All primary care clinics within OSF HealthCare are now expected to have the Care Transformation model in place by May of next year, 18 months ahead of schedule. Results have been promising with an increase of more than 2000 patients from the first seven clinics where the model was implemented. Patient satisfaction has also improved at these sites and there have been increases in the number of pneumonia vaccinations, colon and breast cancer screenings given to patients.

The OSF Innovation leadership team over the last year has also defined where it will focus efforts over the next five years.
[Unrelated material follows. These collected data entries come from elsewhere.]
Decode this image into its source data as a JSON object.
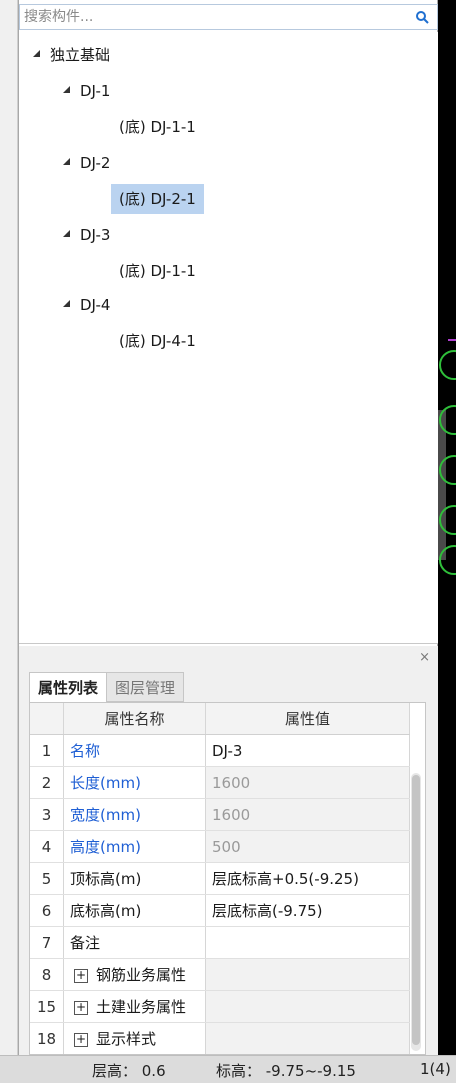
{
  "search": {
    "placeholder": "搜索构件...",
    "value": ""
  },
  "tree": {
    "root": "独立基础",
    "groups": [
      {
        "label": "DJ-1",
        "child": "(底) DJ-1-1"
      },
      {
        "label": "DJ-2",
        "child": "(底) DJ-2-1"
      },
      {
        "label": "DJ-3",
        "child": "(底) DJ-1-1"
      },
      {
        "label": "DJ-4",
        "child": "(底) DJ-4-1"
      }
    ]
  },
  "props": {
    "close": "×",
    "tabs": [
      "属性列表",
      "图层管理"
    ],
    "headers": [
      "属性名称",
      "属性值"
    ],
    "rows": [
      {
        "num": "1",
        "name": "名称",
        "value": "DJ-3"
      },
      {
        "num": "2",
        "name": "长度(mm)",
        "value": "1600"
      },
      {
        "num": "3",
        "name": "宽度(mm)",
        "value": "1600"
      },
      {
        "num": "4",
        "name": "高度(mm)",
        "value": "500"
      },
      {
        "num": "5",
        "name": "顶标高(m)",
        "value": "层底标高+0.5(-9.25)"
      },
      {
        "num": "6",
        "name": "底标高(m)",
        "value": "层底标高(-9.75)"
      },
      {
        "num": "7",
        "name": "备注",
        "value": ""
      },
      {
        "num": "8",
        "name": "钢筋业务属性",
        "value": ""
      },
      {
        "num": "15",
        "name": "土建业务属性",
        "value": ""
      },
      {
        "num": "18",
        "name": "显示样式",
        "value": ""
      }
    ],
    "expand": "+"
  },
  "status": {
    "layer_height": "层高： 0.6",
    "elevation": "标高： -9.75~-9.15",
    "page": "1(4)"
  },
  "colors": {
    "selection": "#bad3f0",
    "link_blue": "#1f5fd4"
  },
  "icons": [
    "search-icon",
    "expand-triangle-icon",
    "plus-expand-icon",
    "close-icon"
  ]
}
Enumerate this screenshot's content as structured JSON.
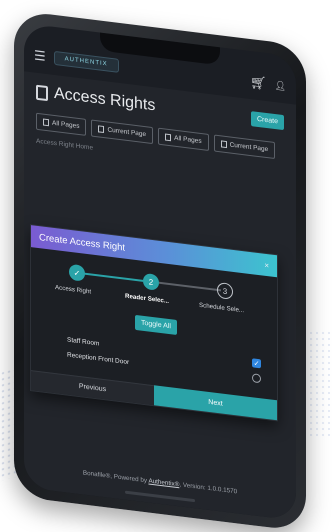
{
  "header": {
    "logo_text": "AUTHENTIX",
    "icons": [
      "menu-icon",
      "cart-icon",
      "user-icon"
    ]
  },
  "page": {
    "title": "Access Rights",
    "create_label": "Create",
    "tabs": [
      {
        "label": "All Pages"
      },
      {
        "label": "Current Page"
      },
      {
        "label": "All Pages"
      },
      {
        "label": "Current Page"
      }
    ],
    "breadcrumb": "Access Right Home"
  },
  "modal": {
    "title": "Create Access Right",
    "close": "×",
    "steps": [
      {
        "label": "Access Right",
        "marker": "✓",
        "state": "done"
      },
      {
        "label": "Reader Selec...",
        "marker": "2",
        "state": "active"
      },
      {
        "label": "Schedule Sele...",
        "marker": "3",
        "state": "todo"
      }
    ],
    "toggle_all": "Toggle All",
    "items": [
      {
        "label": "Staff Room",
        "checked": true
      },
      {
        "label": "Reception Front Door",
        "checked": false
      }
    ],
    "previous": "Previous",
    "next": "Next"
  },
  "footer": {
    "prefix": "Bonafile®, Powered by ",
    "link": "Authentix®",
    "suffix": ", Version: 1.0.0.1570"
  },
  "colors": {
    "accent": "#2aa3a8",
    "header_gradient_start": "#7a5bd1",
    "header_gradient_end": "#3cc4cf",
    "checkbox": "#2f86e0",
    "screen_bg": "#22252b"
  }
}
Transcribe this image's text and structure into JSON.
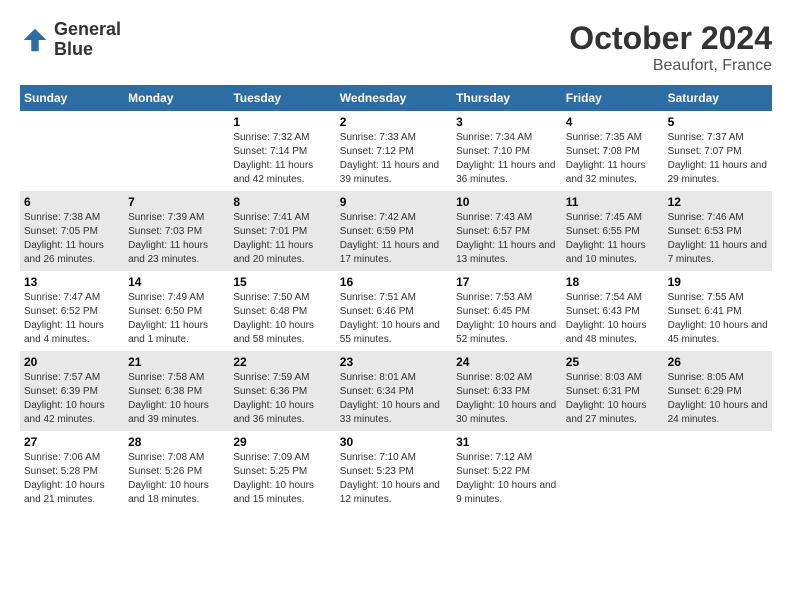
{
  "logo": {
    "line1": "General",
    "line2": "Blue"
  },
  "title": "October 2024",
  "subtitle": "Beaufort, France",
  "days_of_week": [
    "Sunday",
    "Monday",
    "Tuesday",
    "Wednesday",
    "Thursday",
    "Friday",
    "Saturday"
  ],
  "weeks": [
    [
      {
        "day": "",
        "sunrise": "",
        "sunset": "",
        "daylight": ""
      },
      {
        "day": "",
        "sunrise": "",
        "sunset": "",
        "daylight": ""
      },
      {
        "day": "1",
        "sunrise": "Sunrise: 7:32 AM",
        "sunset": "Sunset: 7:14 PM",
        "daylight": "Daylight: 11 hours and 42 minutes."
      },
      {
        "day": "2",
        "sunrise": "Sunrise: 7:33 AM",
        "sunset": "Sunset: 7:12 PM",
        "daylight": "Daylight: 11 hours and 39 minutes."
      },
      {
        "day": "3",
        "sunrise": "Sunrise: 7:34 AM",
        "sunset": "Sunset: 7:10 PM",
        "daylight": "Daylight: 11 hours and 36 minutes."
      },
      {
        "day": "4",
        "sunrise": "Sunrise: 7:35 AM",
        "sunset": "Sunset: 7:08 PM",
        "daylight": "Daylight: 11 hours and 32 minutes."
      },
      {
        "day": "5",
        "sunrise": "Sunrise: 7:37 AM",
        "sunset": "Sunset: 7:07 PM",
        "daylight": "Daylight: 11 hours and 29 minutes."
      }
    ],
    [
      {
        "day": "6",
        "sunrise": "Sunrise: 7:38 AM",
        "sunset": "Sunset: 7:05 PM",
        "daylight": "Daylight: 11 hours and 26 minutes."
      },
      {
        "day": "7",
        "sunrise": "Sunrise: 7:39 AM",
        "sunset": "Sunset: 7:03 PM",
        "daylight": "Daylight: 11 hours and 23 minutes."
      },
      {
        "day": "8",
        "sunrise": "Sunrise: 7:41 AM",
        "sunset": "Sunset: 7:01 PM",
        "daylight": "Daylight: 11 hours and 20 minutes."
      },
      {
        "day": "9",
        "sunrise": "Sunrise: 7:42 AM",
        "sunset": "Sunset: 6:59 PM",
        "daylight": "Daylight: 11 hours and 17 minutes."
      },
      {
        "day": "10",
        "sunrise": "Sunrise: 7:43 AM",
        "sunset": "Sunset: 6:57 PM",
        "daylight": "Daylight: 11 hours and 13 minutes."
      },
      {
        "day": "11",
        "sunrise": "Sunrise: 7:45 AM",
        "sunset": "Sunset: 6:55 PM",
        "daylight": "Daylight: 11 hours and 10 minutes."
      },
      {
        "day": "12",
        "sunrise": "Sunrise: 7:46 AM",
        "sunset": "Sunset: 6:53 PM",
        "daylight": "Daylight: 11 hours and 7 minutes."
      }
    ],
    [
      {
        "day": "13",
        "sunrise": "Sunrise: 7:47 AM",
        "sunset": "Sunset: 6:52 PM",
        "daylight": "Daylight: 11 hours and 4 minutes."
      },
      {
        "day": "14",
        "sunrise": "Sunrise: 7:49 AM",
        "sunset": "Sunset: 6:50 PM",
        "daylight": "Daylight: 11 hours and 1 minute."
      },
      {
        "day": "15",
        "sunrise": "Sunrise: 7:50 AM",
        "sunset": "Sunset: 6:48 PM",
        "daylight": "Daylight: 10 hours and 58 minutes."
      },
      {
        "day": "16",
        "sunrise": "Sunrise: 7:51 AM",
        "sunset": "Sunset: 6:46 PM",
        "daylight": "Daylight: 10 hours and 55 minutes."
      },
      {
        "day": "17",
        "sunrise": "Sunrise: 7:53 AM",
        "sunset": "Sunset: 6:45 PM",
        "daylight": "Daylight: 10 hours and 52 minutes."
      },
      {
        "day": "18",
        "sunrise": "Sunrise: 7:54 AM",
        "sunset": "Sunset: 6:43 PM",
        "daylight": "Daylight: 10 hours and 48 minutes."
      },
      {
        "day": "19",
        "sunrise": "Sunrise: 7:55 AM",
        "sunset": "Sunset: 6:41 PM",
        "daylight": "Daylight: 10 hours and 45 minutes."
      }
    ],
    [
      {
        "day": "20",
        "sunrise": "Sunrise: 7:57 AM",
        "sunset": "Sunset: 6:39 PM",
        "daylight": "Daylight: 10 hours and 42 minutes."
      },
      {
        "day": "21",
        "sunrise": "Sunrise: 7:58 AM",
        "sunset": "Sunset: 6:38 PM",
        "daylight": "Daylight: 10 hours and 39 minutes."
      },
      {
        "day": "22",
        "sunrise": "Sunrise: 7:59 AM",
        "sunset": "Sunset: 6:36 PM",
        "daylight": "Daylight: 10 hours and 36 minutes."
      },
      {
        "day": "23",
        "sunrise": "Sunrise: 8:01 AM",
        "sunset": "Sunset: 6:34 PM",
        "daylight": "Daylight: 10 hours and 33 minutes."
      },
      {
        "day": "24",
        "sunrise": "Sunrise: 8:02 AM",
        "sunset": "Sunset: 6:33 PM",
        "daylight": "Daylight: 10 hours and 30 minutes."
      },
      {
        "day": "25",
        "sunrise": "Sunrise: 8:03 AM",
        "sunset": "Sunset: 6:31 PM",
        "daylight": "Daylight: 10 hours and 27 minutes."
      },
      {
        "day": "26",
        "sunrise": "Sunrise: 8:05 AM",
        "sunset": "Sunset: 6:29 PM",
        "daylight": "Daylight: 10 hours and 24 minutes."
      }
    ],
    [
      {
        "day": "27",
        "sunrise": "Sunrise: 7:06 AM",
        "sunset": "Sunset: 5:28 PM",
        "daylight": "Daylight: 10 hours and 21 minutes."
      },
      {
        "day": "28",
        "sunrise": "Sunrise: 7:08 AM",
        "sunset": "Sunset: 5:26 PM",
        "daylight": "Daylight: 10 hours and 18 minutes."
      },
      {
        "day": "29",
        "sunrise": "Sunrise: 7:09 AM",
        "sunset": "Sunset: 5:25 PM",
        "daylight": "Daylight: 10 hours and 15 minutes."
      },
      {
        "day": "30",
        "sunrise": "Sunrise: 7:10 AM",
        "sunset": "Sunset: 5:23 PM",
        "daylight": "Daylight: 10 hours and 12 minutes."
      },
      {
        "day": "31",
        "sunrise": "Sunrise: 7:12 AM",
        "sunset": "Sunset: 5:22 PM",
        "daylight": "Daylight: 10 hours and 9 minutes."
      },
      {
        "day": "",
        "sunrise": "",
        "sunset": "",
        "daylight": ""
      },
      {
        "day": "",
        "sunrise": "",
        "sunset": "",
        "daylight": ""
      }
    ]
  ]
}
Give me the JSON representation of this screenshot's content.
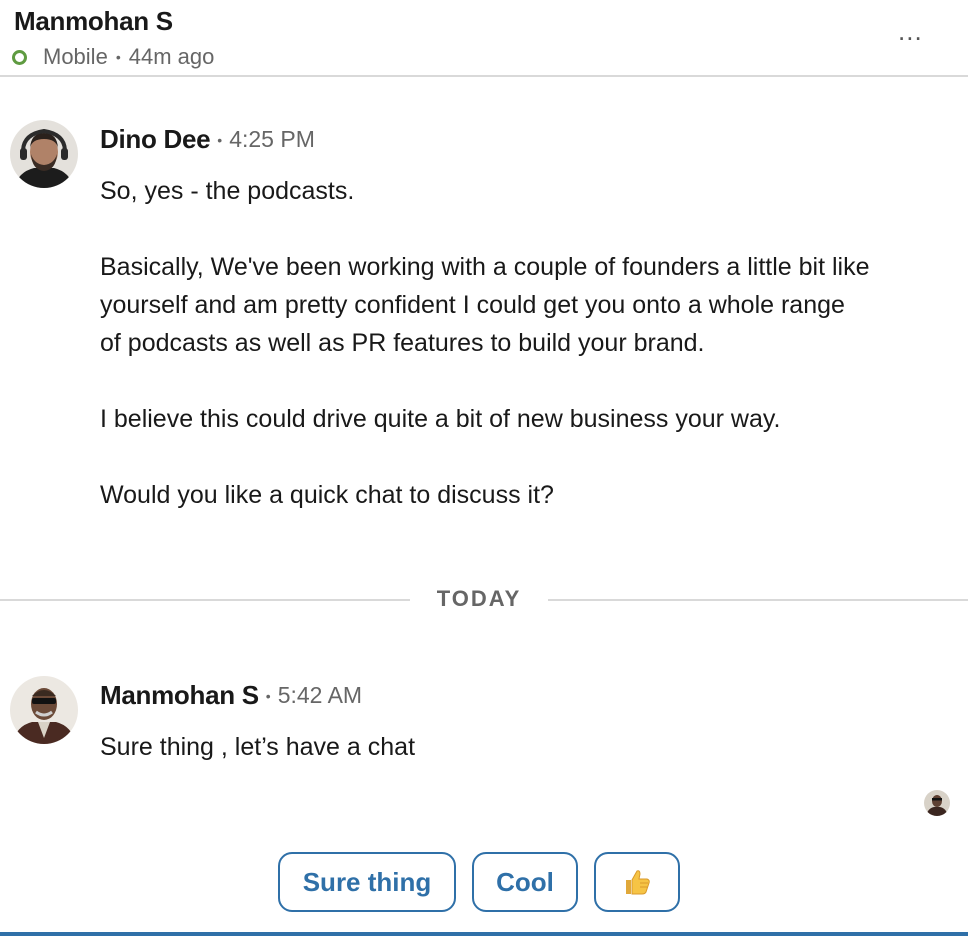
{
  "header": {
    "contact_name": "Manmohan S",
    "presence": "Mobile",
    "last_seen": "44m ago",
    "presence_color": "#5f9b41",
    "more_glyph": "..."
  },
  "messages": [
    {
      "sender": "Dino Dee",
      "time": "4:25 PM",
      "paragraphs": [
        [
          "So, yes - the podcasts."
        ],
        [
          "Basically, We've been working with a couple of founders a little bit like",
          "yourself and am pretty confident I could get you onto a whole range",
          "of podcasts as well as PR features to build your brand."
        ],
        [
          "I believe this could drive quite a bit of new business your way."
        ],
        [
          "Would you like a quick chat to discuss it?"
        ]
      ]
    },
    {
      "sender": "Manmohan S",
      "time": "5:42 AM",
      "paragraphs": [
        [
          "Sure thing , let’s have a chat"
        ]
      ]
    }
  ],
  "divider_label": "TODAY",
  "quick_replies": [
    "Sure thing",
    "Cool",
    "👍"
  ],
  "colors": {
    "accent": "#2f70a8",
    "divider": "#d9d9d9",
    "muted_text": "#666666"
  }
}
Teams made up of different disciplines will work to solve the biggest challenges facing disadvantaged populations, including financial hardship, their age or their distance to a health care facility.

“Using the effective implementation of Care Transformation as a model, we built upon the strengths to create a multidisciplinary collaborative innovation process to address these opportunities,” said Sarah de Ramirez, Vice President of Transformation Innovation. “A team called, ‘Complex Solution Innovation (CSI),’ has developed a standard for a multidisciplinary team approach, how to collaborate and innovate around the toughest problems in healthcare, centered in our 4 focus areas.”

Buchen says the focus areas OSF Innovation will tackle over the next five years will require a unified, collaborative culture.

“My hope for the future is that we continue to engage not only the 200 Mission Partners who are here and leverage the skill sets that they have, but also then engage and reach out to our communities to help them solve and see OSF and OSF Innovation in particular as a partner, not a place that innovation occurs but rather a partner to help support innovation,” said Buchen.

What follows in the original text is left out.